¿Qué es el buttermilk?

Tal vez tratando de hacer alguna receta, sobretodo de origen norte americano, habrás encontrado que entre sus ingredientes aparece el buttermilk.

Originalmente el buttermilk es el líquido que queda tras preparar la mantequilla según el método tradicional, es decir, batiendo la nata de la leche. Se parece a la leche desnatada pero su sabor más amargo. El buttermilk que podemos encontrar en el mercado es en realidad leche fermentada con bacterias de ácido láctico.

Este suero de leche se utiliza en la preparación de bizcochos porque aporta esponjosidad y suavidad además de mejorar su sabor.

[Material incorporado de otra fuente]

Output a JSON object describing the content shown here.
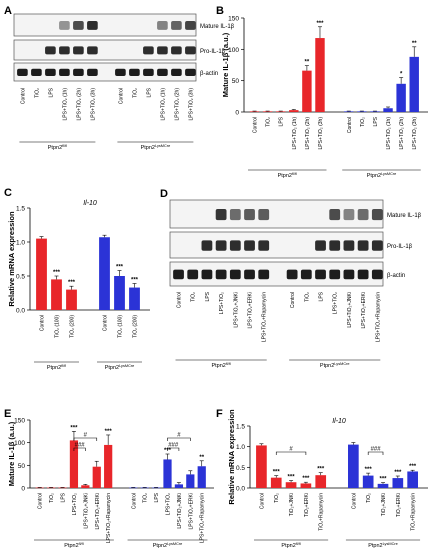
{
  "panels": {
    "A": {
      "letter": "A",
      "blot_labels": [
        "Mature IL-1β",
        "Pro-IL-1β",
        "β-actin"
      ],
      "lanes": [
        "Control",
        "TiO₂",
        "LPS",
        "LPS+TiO₂ (1h)",
        "LPS+TiO₂ (2h)",
        "LPS+TiO₂ (3h)"
      ],
      "groups": [
        "Ptpn2fl/fl",
        "Ptpn2LysMCre"
      ],
      "mature_bands": [
        0,
        0,
        0,
        0.25,
        0.7,
        0.9,
        0,
        0,
        0,
        0.35,
        0.55,
        0.75
      ],
      "pro_bands": [
        0,
        0,
        0.9,
        0.9,
        0.9,
        0.9,
        0,
        0,
        0.9,
        0.9,
        0.9,
        0.9
      ]
    },
    "B": {
      "letter": "B",
      "chart_data": {
        "type": "bar",
        "ylabel": "Mature IL-1β (a.u.)",
        "ylim": [
          0,
          150
        ],
        "yticks": [
          0,
          50,
          100,
          150
        ],
        "categories": [
          "Control",
          "TiO₂",
          "LPS",
          "LPS+TiO₂ (1h)",
          "LPS+TiO₂ (2h)",
          "LPS+TiO₂ (3h)"
        ],
        "series": [
          {
            "name": "Ptpn2fl/fl",
            "color": "#e8262a",
            "values": [
              1,
              1,
              1,
              3,
              66,
              118
            ],
            "errors": [
              0.5,
              0.5,
              0.5,
              1,
              8,
              18
            ],
            "sig": [
              "",
              "",
              "",
              "",
              "**",
              "***"
            ]
          },
          {
            "name": "Ptpn2LysMCre",
            "color": "#2b33d6",
            "values": [
              1,
              1,
              1,
              6,
              45,
              88
            ],
            "errors": [
              0.5,
              0.5,
              0.5,
              2,
              10,
              16
            ],
            "sig": [
              "",
              "",
              "",
              "",
              "*",
              "**"
            ]
          }
        ]
      }
    },
    "C": {
      "letter": "C",
      "chart_data": {
        "type": "bar",
        "title": "Il-10",
        "ylabel": "Relative mRNA expression",
        "ylim": [
          0,
          1.5
        ],
        "yticks": [
          0,
          0.5,
          1.0,
          1.5
        ],
        "ytick_labels": [
          "0.0",
          "0.5",
          "1.0",
          "1.5"
        ],
        "categories": [
          "Control",
          "TiO₂ (100)",
          "TiO₂ (200)"
        ],
        "series": [
          {
            "name": "Ptpn2fl/fl",
            "color": "#e8262a",
            "values": [
              1.05,
              0.45,
              0.3
            ],
            "errors": [
              0.03,
              0.05,
              0.05
            ],
            "sig": [
              "",
              "***",
              "***"
            ]
          },
          {
            "name": "Ptpn2LysMCre",
            "color": "#2b33d6",
            "values": [
              1.07,
              0.5,
              0.33
            ],
            "errors": [
              0.03,
              0.08,
              0.06
            ],
            "sig": [
              "",
              "***",
              "***"
            ]
          }
        ]
      }
    },
    "D": {
      "letter": "D",
      "blot_labels": [
        "Mature IL-1β",
        "Pro-IL-1β",
        "β-actin"
      ],
      "lanes": [
        "Control",
        "TiO₂",
        "LPS",
        "LPS+TiO₂",
        "LPS+TiO₂+JNKi",
        "LPS+TiO₂+ERKi",
        "LPS+TiO₂+Rapamycin"
      ],
      "groups": [
        "Ptpn2fl/fl",
        "Ptpn2LysMCre"
      ],
      "mature_bands": [
        0,
        0,
        0,
        0.85,
        0.5,
        0.6,
        0.6,
        0,
        0,
        0,
        0.7,
        0.35,
        0.5,
        0.7
      ],
      "pro_bands": [
        0,
        0,
        0.9,
        0.9,
        0.9,
        0.9,
        0.9,
        0,
        0,
        0.9,
        0.9,
        0.9,
        0.9,
        0.9
      ]
    },
    "E": {
      "letter": "E",
      "chart_data": {
        "type": "bar",
        "ylabel": "Mature IL-1β (a.u.)",
        "ylim": [
          0,
          150
        ],
        "yticks": [
          0,
          50,
          100,
          150
        ],
        "categories": [
          "Control",
          "TiO₂",
          "LPS",
          "LPS+TiO₂",
          "LPS+TiO₂+JNKi",
          "LPS+TiO₂+ERKi",
          "LPS+TiO₂+Rapamycin"
        ],
        "series": [
          {
            "name": "Ptpn2fl/fl",
            "color": "#e8262a",
            "values": [
              1,
              1,
              1,
              105,
              6,
              47,
              95
            ],
            "errors": [
              0.3,
              0.3,
              0.3,
              20,
              2,
              12,
              22
            ],
            "sig": [
              "",
              "",
              "",
              "***",
              "",
              "",
              "***"
            ],
            "brackets": [
              {
                "label": "#",
                "from": 3,
                "to": 5
              },
              {
                "label": "###",
                "from": 3,
                "to": 4
              }
            ]
          },
          {
            "name": "Ptpn2LysMCre",
            "color": "#2b33d6",
            "values": [
              1,
              1,
              1,
              63,
              8,
              30,
              48
            ],
            "errors": [
              0.3,
              0.3,
              0.3,
              12,
              4,
              8,
              12
            ],
            "sig": [
              "",
              "",
              "",
              "***",
              "",
              "",
              "**"
            ],
            "brackets": [
              {
                "label": "#",
                "from": 3,
                "to": 5
              },
              {
                "label": "###",
                "from": 3,
                "to": 4
              }
            ]
          }
        ]
      }
    },
    "F": {
      "letter": "F",
      "chart_data": {
        "type": "bar",
        "title": "Il-10",
        "ylabel": "Relative mRNA expression",
        "ylim": [
          0,
          1.5
        ],
        "yticks": [
          0,
          0.5,
          1.0,
          1.5
        ],
        "ytick_labels": [
          "0.0",
          "0.5",
          "1.0",
          "1.5"
        ],
        "categories": [
          "Control",
          "TiO₂",
          "TiO₂+JNKi",
          "TiO₂+ERKi",
          "TiO₂+Rapamycin"
        ],
        "series": [
          {
            "name": "Ptpn2fl/fl",
            "color": "#e8262a",
            "values": [
              1.03,
              0.25,
              0.14,
              0.11,
              0.31
            ],
            "errors": [
              0.04,
              0.05,
              0.04,
              0.03,
              0.06
            ],
            "sig": [
              "",
              "***",
              "***",
              "***",
              "***"
            ],
            "brackets": [
              {
                "label": "#",
                "from": 1,
                "to": 3
              }
            ]
          },
          {
            "name": "Ptpn2LysMCre",
            "color": "#2b33d6",
            "values": [
              1.05,
              0.3,
              0.1,
              0.24,
              0.4
            ],
            "errors": [
              0.05,
              0.06,
              0.03,
              0.05,
              0.03
            ],
            "sig": [
              "",
              "***",
              "***",
              "***",
              "***"
            ],
            "brackets": [
              {
                "label": "###",
                "from": 1,
                "to": 2
              }
            ]
          }
        ]
      }
    }
  }
}
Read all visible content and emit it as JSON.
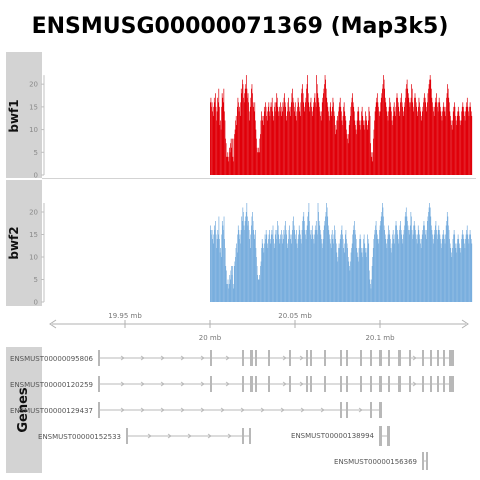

Se recomienda usarlo combinado con bicarbonato sódico para neutralizar su acidez.

Lo que debes saber sobre este suero de leche

  • Su sabor nos puedes recordar al yogur natural pero son productos distintos por el tipo de fermentación.
  • Su sabor ligeramente amargo es consecuencia de la maduración de la nata.
  • Tiene una textura ligeramente más gruesa que la leche regular pero no tan pesada como la crema.
  • Se conserva mejor que la mayoría de los productos lácteos.
  • También se puede consumir como una bebida fría y refrescante. Es una potente fuente de probióticos y cultivos activos. Se bebía habitualmente ya en la Edad Media, siendo en Gran Bretaña bebida de pastores y lecheras durante cientos de años.

¿Cómo hacer buttermilk en casa?

Solo tienes que mezclar leche (entera, semi o desnatada) con una cucharada de vinagre blanco o de jugo de limón. Después de 10 minutos de reposos nuestros suero de leche o buttermilk estará listo para ser usado. Puedes incluso utilizar leche de origen vegetal.